Mots-clés droit social

LicenciementPréavis / indemnités de ruptureContrat de travailSalaire / rémunérationPrimes / variable

Synthèse

Juridiction
Cour de cassation
Chambre
Chambre sociale
Date
22/03/2012
Numéro d'affaire
10-12.218
Identifiant européen
ECLI:FR:CCASS:2012:SO00801

Résumé

LA COUR DE CASSATION, CHAMBRE SOCIALE, a rendu l'arrêt suivant : Attendu, selon l'arrêt attaqué (Aix-en-Provence, 14 décembre 2009), que M. X... a été engagé l…

Texte de la décision

LA COUR DE CASSATION, CHAMBRE SOCIALE, a rendu l'arrêt suivant : Attendu, selon l'arrêt attaqué (Aix-en-Provence, 14 décembre 2009), que M.

X... a été engagé le 8 septembre 2003 en qualité de responsable technico-commercial par la société Laserscope France, entreprise de fabrication et de commercialisation de systèmes laser à usage médical, aux droits de laquelle vient la société Iridex France ; que son contrat de travail prévoyait une rémunération annuelle fixe majorée de commissions ; que par lettre du 30 janvier 2004, la société lui a imparti la réalisation de 19 ventes au titre de ses objectifs pour l'année 2004 ; qu'après convocation le 11 mars 2005 à un entretien préalable tenu le 21, elle lui a notifié le 22 mars 2005 son licenciement avec préavis de 3 mois pour « performances insuffisantes » ; que contestant le bien fondé de son licenciement, le salarié a saisi la juridiction prud'homale de demandes liées à la rupture comme à l'exécution de son contrat de travail ; Sur la deuxième branche du premier moyen et les deux branches du troisième : Attendu qu'il n'y a pas lieu de statuer sur ces moyens qui ne sont pas de nature à permettre l'admission du pourvoi ; Sur le premier moyen, pris en ses première et troisième branches : Attendu que le salarié fait grief à l'arrêt de juger que son licenciement repose sur un motif réel et sérieux fondé sur une insuffisance de performance, et de le débouter de ses demandes de dommages et intérêts pour rupture abusive, alors, selon le moyen : 1°/ que lorsqu'un licenciement est prononcé pour insuffisance de résultats, les juges doivent rechercher si les objectifs fixés étaient réalistes ; qu'en l'espèce, M.

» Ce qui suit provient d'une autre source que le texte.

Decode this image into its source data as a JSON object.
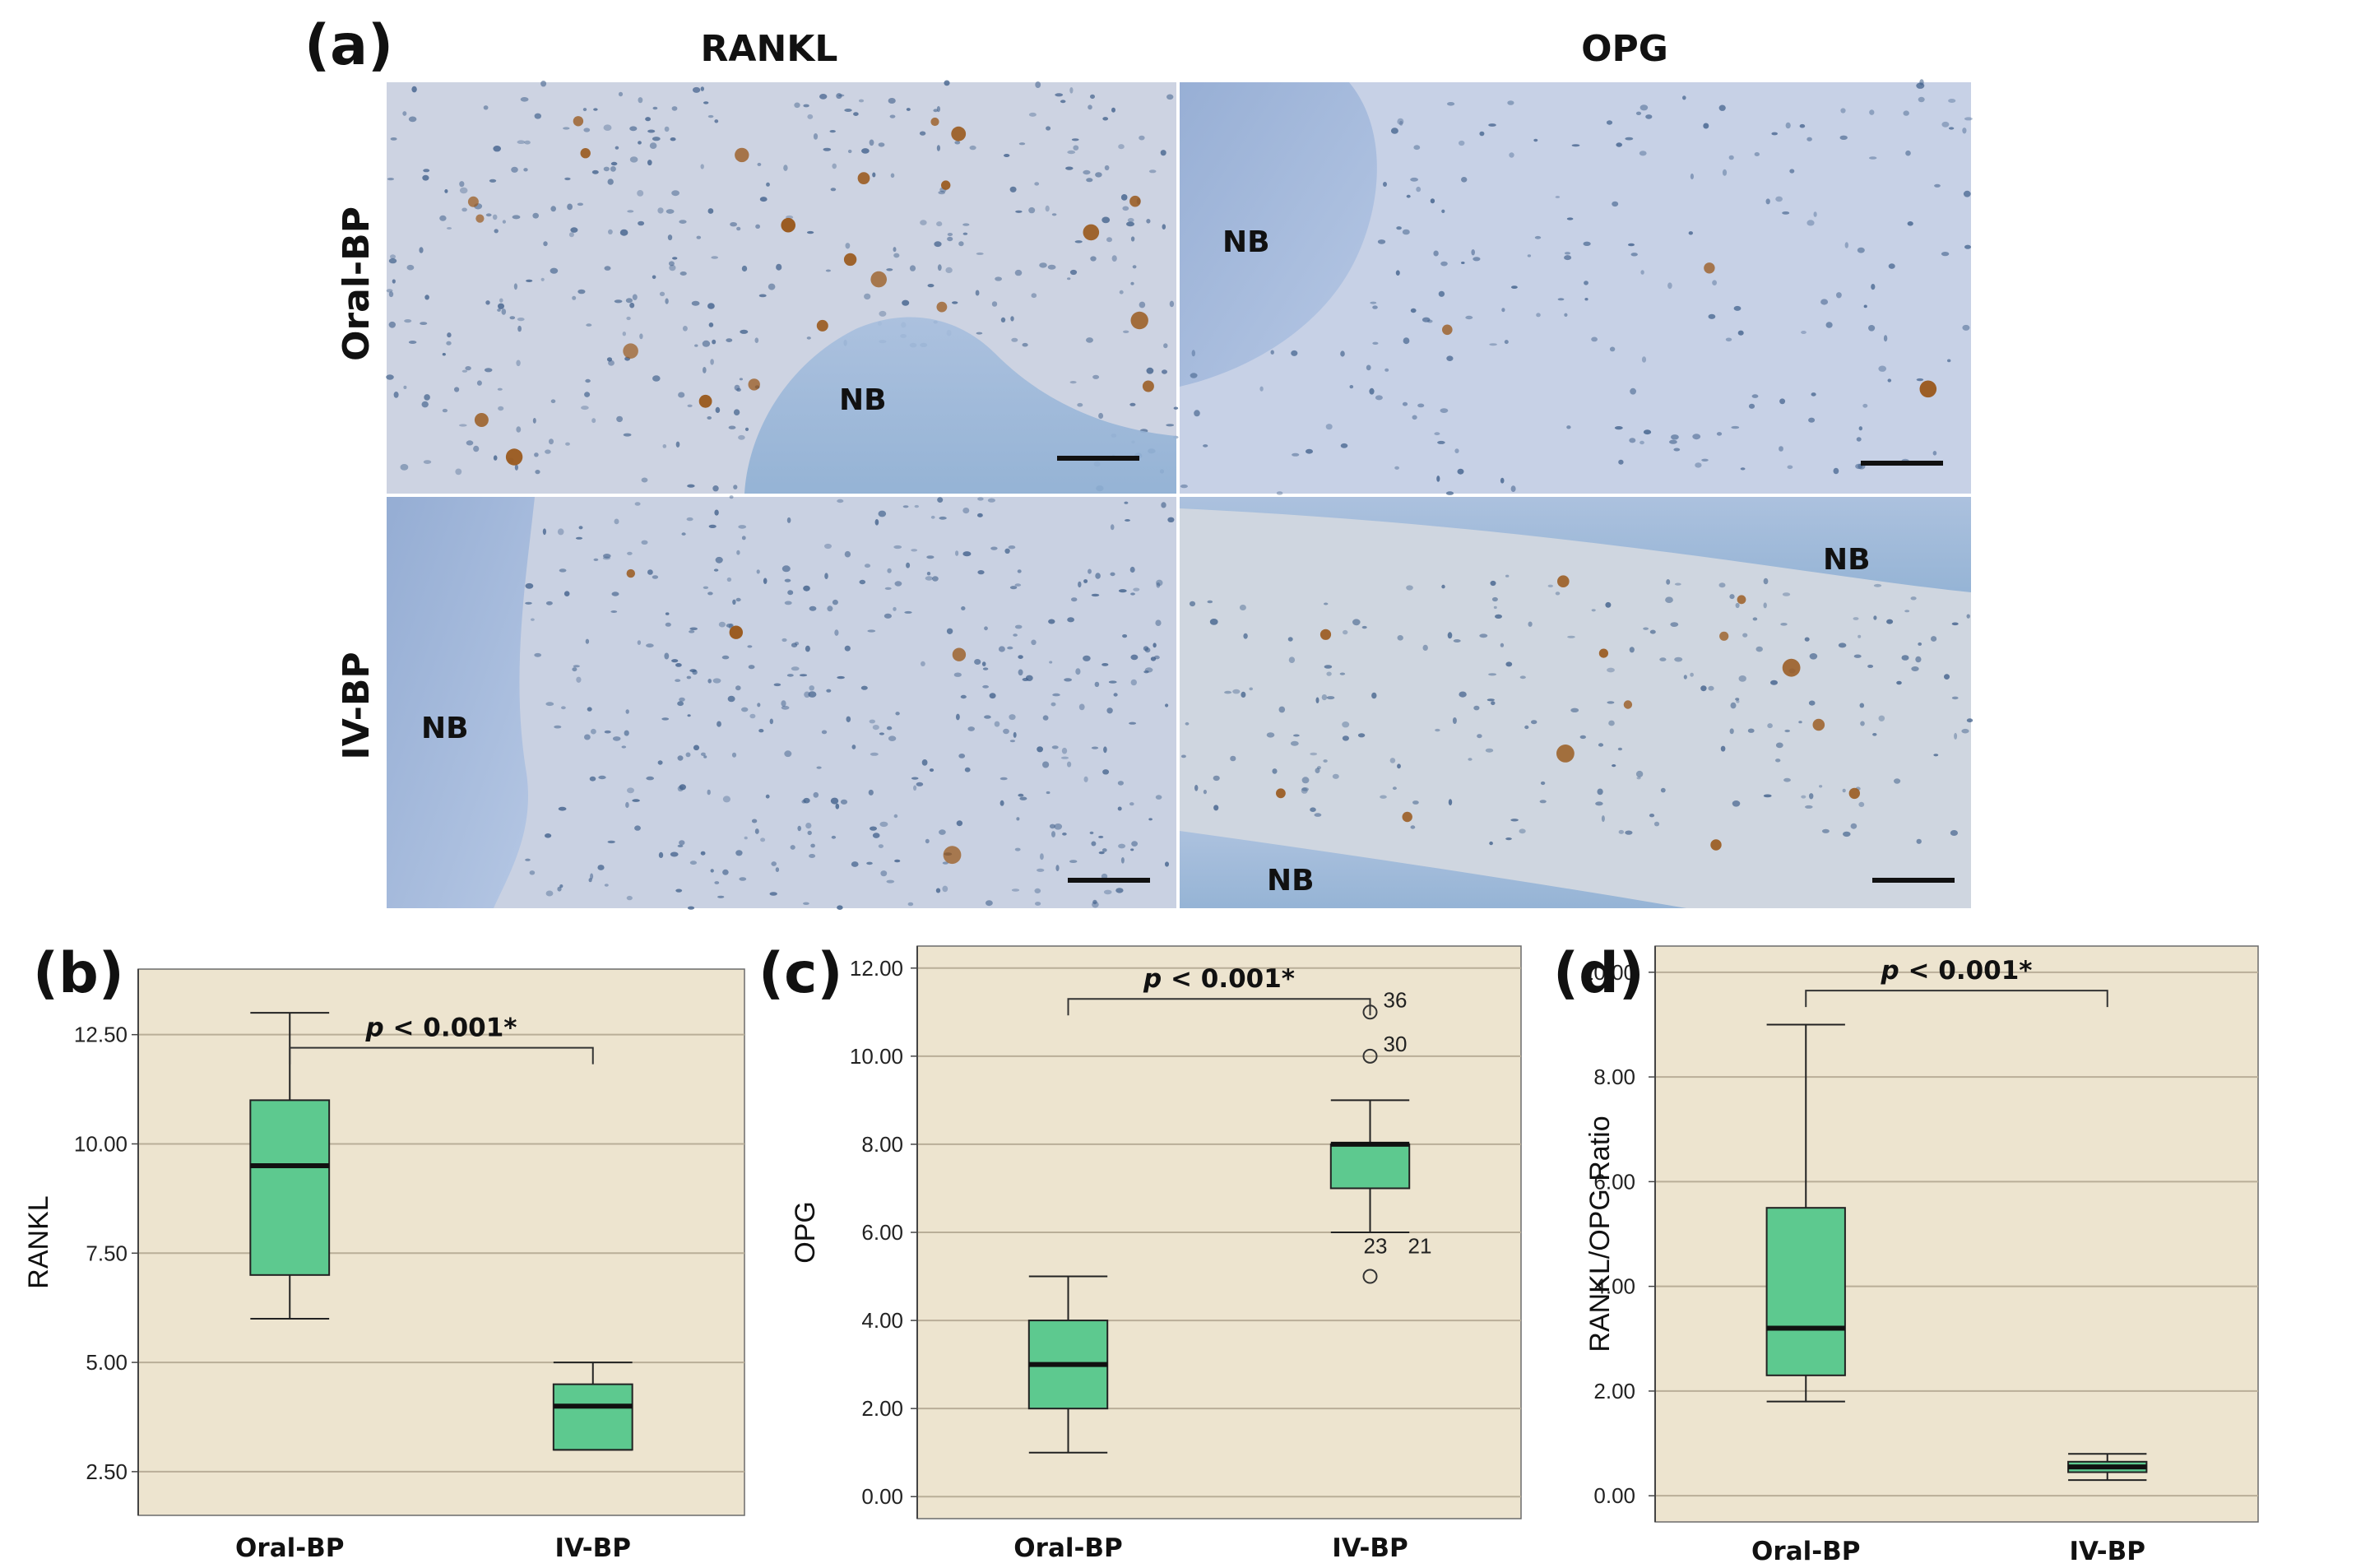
{
  "panel_a": {
    "letter": "(a)",
    "columns": [
      "RANKL",
      "OPG"
    ],
    "rows": [
      "Oral-BP",
      "IV-BP"
    ],
    "bone_label": "NB",
    "colors": {
      "tissue": "#c9d2e3",
      "bone": "#9fb6d8",
      "stain": "#9a5a1e",
      "nuclei": "#3f5f8a"
    }
  },
  "chart_data": [
    {
      "type": "box",
      "letter": "(b)",
      "categories": [
        "Oral-BP",
        "IV-BP"
      ],
      "ylabel": "RANKL",
      "ylim": [
        1.5,
        14.0
      ],
      "yticks": [
        2.5,
        5.0,
        7.5,
        10.0,
        12.5
      ],
      "ytick_labels": [
        "2.50",
        "5.00",
        "7.50",
        "10.00",
        "12.50"
      ],
      "boxes": [
        {
          "min": 6.0,
          "q1": 7.0,
          "median": 9.5,
          "q3": 11.0,
          "max": 13.0
        },
        {
          "min": 3.0,
          "q1": 3.0,
          "median": 4.0,
          "q3": 4.5,
          "max": 5.0
        }
      ],
      "outliers": [],
      "bracket_y": 12.2,
      "significance": {
        "p": "p",
        "rest": " < 0.001*"
      },
      "grid": true,
      "colors": {
        "background": "#ede4cf",
        "box": "#5dc98f",
        "grid": "#b9ae98"
      }
    },
    {
      "type": "box",
      "letter": "(c)",
      "categories": [
        "Oral-BP",
        "IV-BP"
      ],
      "ylabel": "OPG",
      "ylim": [
        -0.5,
        12.5
      ],
      "yticks": [
        0,
        2,
        4,
        6,
        8,
        10,
        12
      ],
      "ytick_labels": [
        "0.00",
        "2.00",
        "4.00",
        "6.00",
        "8.00",
        "10.00",
        "12.00"
      ],
      "boxes": [
        {
          "min": 1.0,
          "q1": 2.0,
          "median": 3.0,
          "q3": 4.0,
          "max": 5.0
        },
        {
          "min": 6.0,
          "q1": 7.0,
          "median": 8.0,
          "q3": 8.0,
          "max": 9.0
        }
      ],
      "outliers": [
        {
          "group": 1,
          "value": 11.0,
          "label": "36"
        },
        {
          "group": 1,
          "value": 10.0,
          "label": "30"
        },
        {
          "group": 1,
          "value": 5.0,
          "label": "23",
          "label2": "21"
        }
      ],
      "bracket_y": 11.3,
      "significance": {
        "p": "p",
        "rest": " < 0.001*"
      },
      "grid": true,
      "colors": {
        "background": "#ede4cf",
        "box": "#5dc98f",
        "grid": "#b9ae98"
      }
    },
    {
      "type": "box",
      "letter": "(d)",
      "categories": [
        "Oral-BP",
        "IV-BP"
      ],
      "ylabel": "RANKL/OPG Ratio",
      "ylim": [
        -0.5,
        10.5
      ],
      "yticks": [
        0,
        2,
        4,
        6,
        8,
        10
      ],
      "ytick_labels": [
        "0.00",
        "2.00",
        "4.00",
        "6.00",
        "8.00",
        "10.00"
      ],
      "boxes": [
        {
          "min": 1.8,
          "q1": 2.3,
          "median": 3.2,
          "q3": 5.5,
          "max": 9.0
        },
        {
          "min": 0.3,
          "q1": 0.45,
          "median": 0.55,
          "q3": 0.65,
          "max": 0.8
        }
      ],
      "outliers": [],
      "bracket_y": 9.65,
      "significance": {
        "p": "p",
        "rest": " < 0.001*"
      },
      "grid": true,
      "colors": {
        "background": "#ede4cf",
        "box": "#5dc98f",
        "grid": "#b9ae98"
      }
    }
  ]
}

X... faisait valoir que l'objectif de 19 ventes qui lui avait été fixé par son employeur le 30 janvier 2004 pour l'année 2004 n'était pas réaliste, eu égard au coût du matériel qu'il était chargé de commercialiser nécessitant un long travail de présentation et de négociation d'une part, au caractère obsolète de la documentation qui lui était remise d'autre part, aux résultats atteints par les autres salariés de l'entreprise enfin ; qu'en se bornant à relever que le nombre de ventes réalisées n'avait pas été atteint sans s'assurer, comme elle y était invitée, que les objectifs fixés par l'employeur étaient réalistes, la cour d'appel a privé sa décision de base légale au regard de l'article L.1235-1 du code du travail ; 3°/ que le juge doit se placer au jour du licenciement pour apprécier le bien fondé de celui-ci ; qu'en l'espèce, le licenciement de M.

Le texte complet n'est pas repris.